Along the River and the Brückenshoppen
Come back through the gardens to the Juliuspromenade and walk down to the river. You can walk under the Alter Kranen (Old Crane). This crane was used from 1773 to 1846 to transfer goods on and off riverboats. The buildings are now home to several restaurants, from a simple Biergarten to an Italian pizzeria and a Steak House.
The pizzas at Locanda are as big as a coffee table and guests are encouraged to share. You can even have each half of the pizza with a different topping. In warmer weather, you’ll find lots of students with their takeaway pizzas sitting on the banks of the river, drinking wine and chatting. This has become such a local tradition that the city has set up a designated Pizza Bin (trash can for my American readers!) along the promenade. See if you can spot it.
As you walk back along the banks of the river, you will see the Main Kutter, during the summer months. Although this boat wasn’t used for this purpose, it always reminds me of the Waschschiffe – the Washing Ships – that, up till the advent of the washing machine, were found along the river. The women would bring their clothing to the Washing Ships to scrub them clean, without having to worry about them drifting away.
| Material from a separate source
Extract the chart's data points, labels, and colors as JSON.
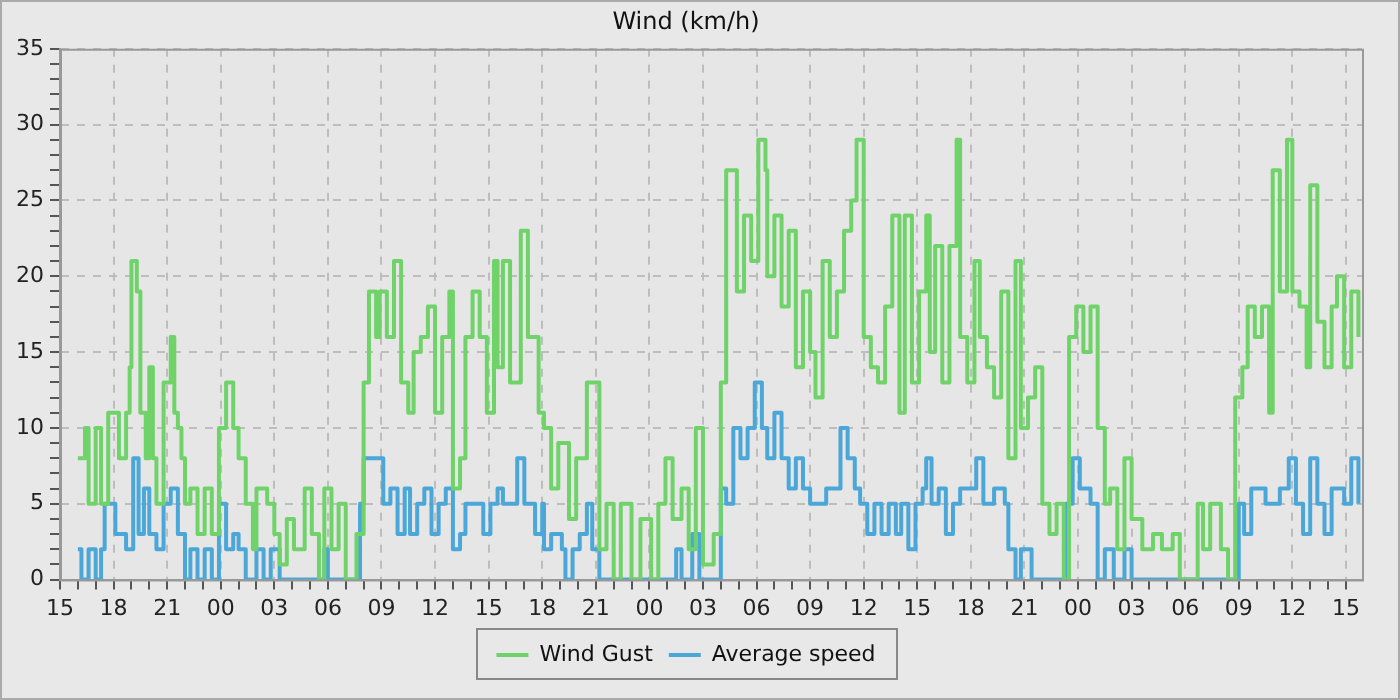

If you want to find out how else the River Main was once the centre of life in Würzburg, there is a wonderful Fisheries Museum just over the Alte Mainbrücke. It is open the first Sunday in the month from 11 am till 1 pm (check the website though to be sure).
Now you are back at the Alte Mainbrücke. It is the bridge with the statues and it is where one of the loveliest traditions has been established in the past years. The Brückenshoppen. ‘Brücke’ is German for ‘bridge’, and a ‘Schoppen’, is the local measure of a glass of wine – 0.25l or about 1/2 pint (US). We talk about ordering a ‘Schoppen’ instead of a ‘glass’ of wine. A Brückenshoppen is, therefore, a glass of wine on the bridge!
The Brückenshoppen has grown from the one restaurant offering an aperitif outside on the bridge to every nearby restaurant and bar selling chilled wine in summer and Glühwein in winter.
Top tip — if you don’t want to stand while you drink your wine, go down the side of the bridge (past the English shop Eton Place) and turn left at the traffic light. Under the bridge, there’s a little bar with stools for the tired and weary. You can also reach it from the bridge, just go down the stairs opposite the entrance to the restaurant.
The Mainmühle Restaurant and Mainwein are often quite busy but if you nip across the bridge to Brückenbäck, you’ll probably not have to queue as long. And if you want a snack to go with your wine, check out the organic cafe Köhlers (where you can also buy wine to take on the bridge).
From the bridge, it’s just a short walk back to your cruise ship. I hope you’ve enjoyed your day in Würzburg and will come back again to spend more time in our gorgeous city.